Dans le cadre de sa “deuxième thèse”, une synthèse bibliographique destinée à vérifier les capacités pédagogiques de l’impétrant, Ahmed Bouraoui étudia l’Effet Mossbauer, du nom de Rudolf Mossbauer[4], spécialiste du rayonnement gamma et des transitions nucléaires, prix Nobel de Physique en 1961. Mon père me racontait la joie qu’il avait eu, quelques années plus tard, de rencontrer Mossbauer en personne, dans son laboratoire à Munich, joie ressentie toutes les fois où il a eu l’occasion de rencontrer ceux qui ont marqué la Physique de la deuxième moitié du 20e siècle. Il citait souvent Alfred Kastler, Prix Nobel 1966[5], dont les travaux sur le pompage optique ont inspiré l’invention du laser et Louis De Broglie, Prix Nobel 1929[6], auteur de la dualité onde-corpuscule révélatrice de l’intéraction entre matière et rayonnement. Mon père a eu l’occasion d’assister à leurs cours et conférences qui se poursuivaient souvent par des discussions enrichissantes. Celles et ceux qui ont conduit des travaux de recherche dans le cadre d’une thèse, ou qui on fait de la recherche leur métier, le confirmeront aisement. Rien n’est plus gratifiant que de rencontrer en personne les grands auteurs de nos bibliographies. Non pas qu’on prétende un seul instant se hisser à leur niveau, mais on se surprend à croire qu’on est admis dans leur club très fermé.
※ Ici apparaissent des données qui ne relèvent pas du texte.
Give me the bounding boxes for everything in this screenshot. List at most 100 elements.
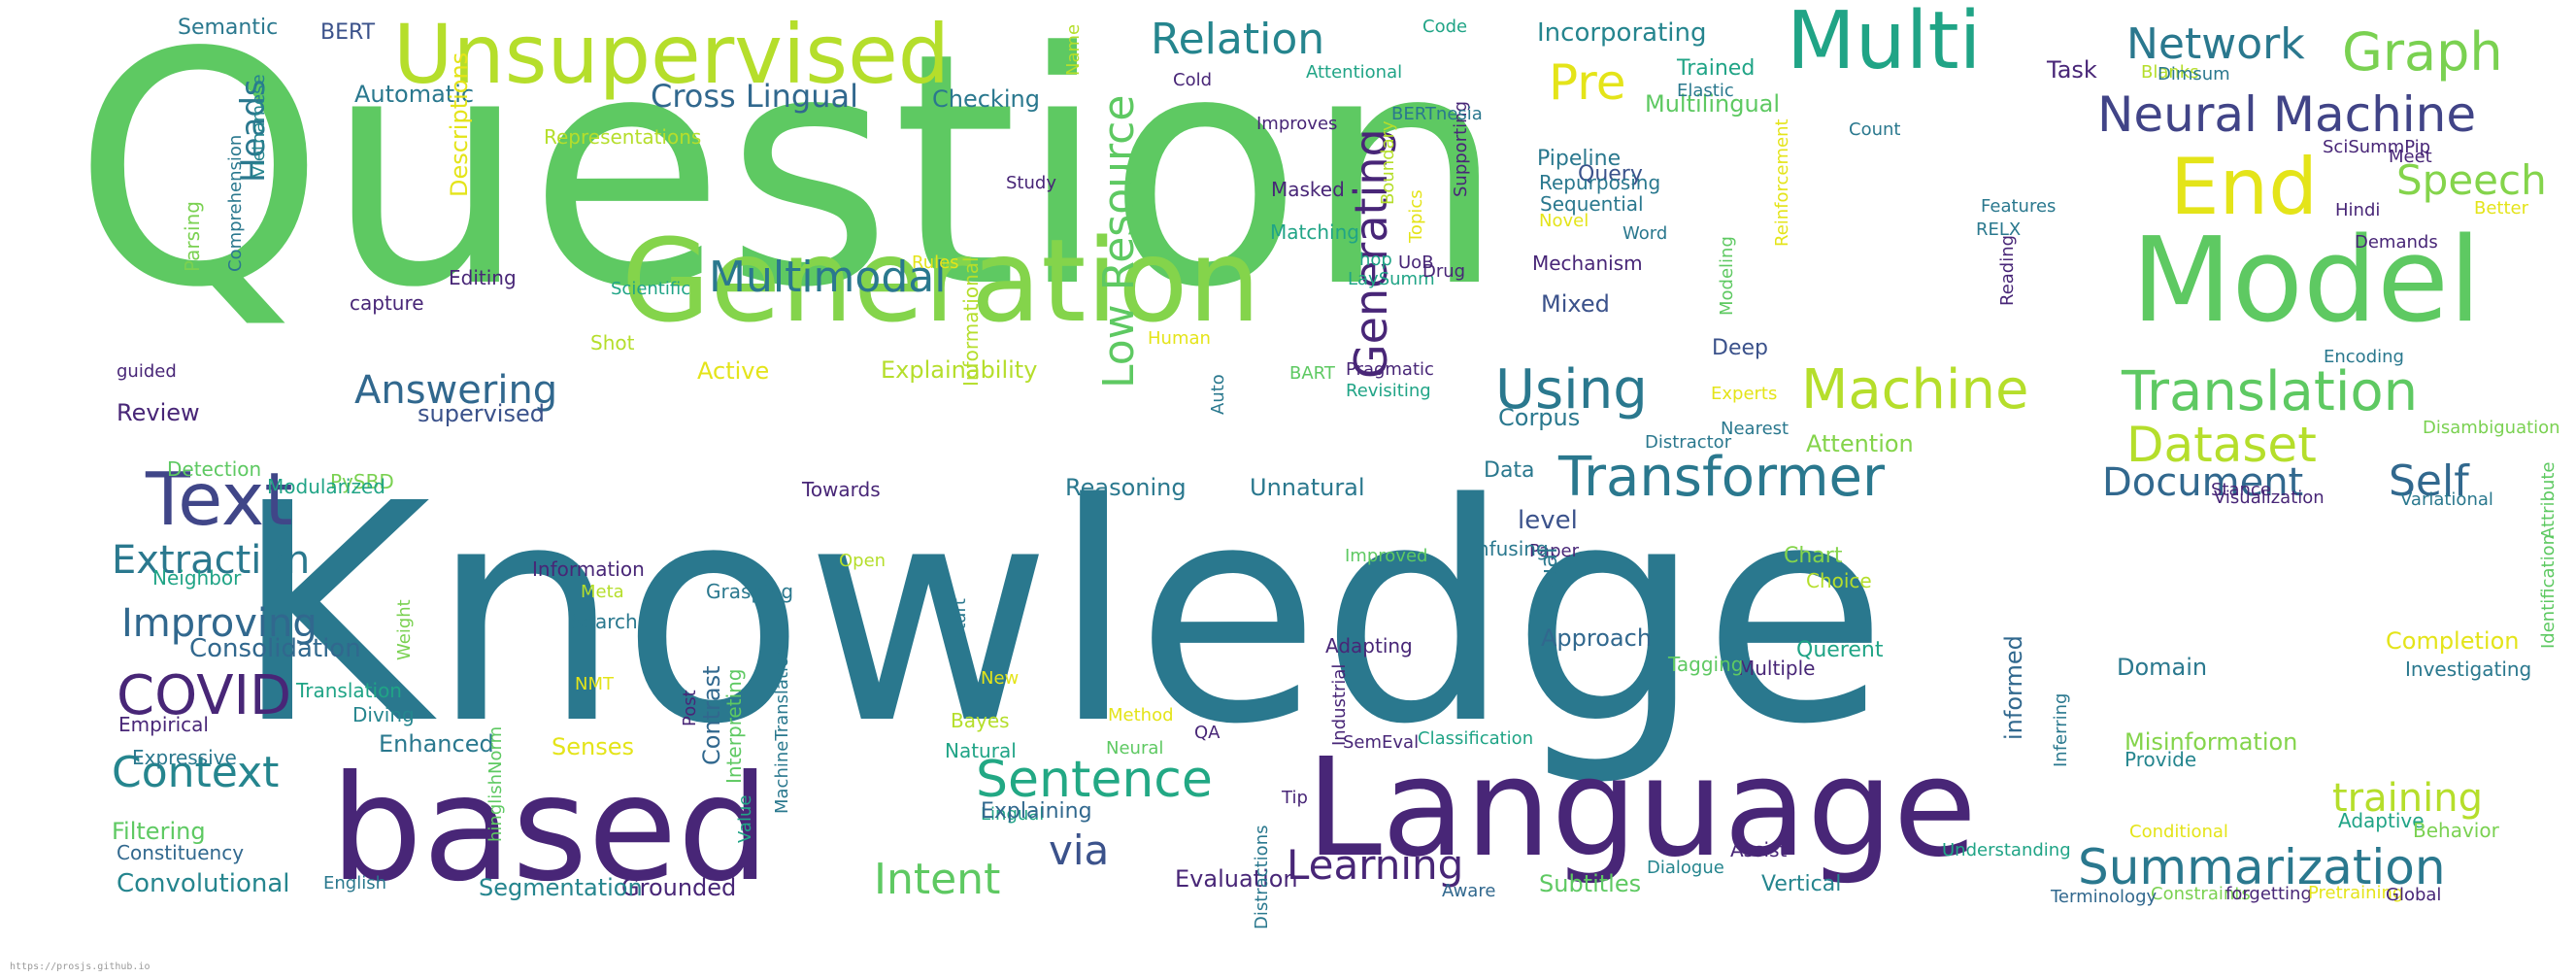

Plus récemment, mon père me rapporta une longue conversation qu’il avait eu, dans les années 80, avec Muhammad Abdus Salam S[7], Prix Nobel 1979 pour ses travaux sur l’unification des interactions faibles et électromagnétiques, une étape significative vers la théorie du tout, le graal des physiciens car la Gravitation Universelle, modélisée par la Relativité Générale, fait encore “bande à part”. De cette conversation avec Abdus Salam, j’ai retenu la réponse qui a été faite à mon père lorsqu’il avait demandé au savant pakistanais de lui décrire le cheminement qui avait conduit à sa théorie sur les forces électrofaibles. Abdus Salam partit dans des explications détailllées avant de conclure humblement : « Wa kollou hadha min fadhli rabbi » - (et tout cela par la grace de Dieu). Mon père avait bien insisté sur le fait qu’il ne s’agissait pas d’une tournure de langage mais bien d’une conviction profonde qu’il avait décelée dans le regard du scientifique. Ce moment fut-il le début de l’introspection que mon père entreprit pour concilier Sciences et Religion? Très probablement. En tout cas il est parvenu à le faire avec beaucoup de pertinence.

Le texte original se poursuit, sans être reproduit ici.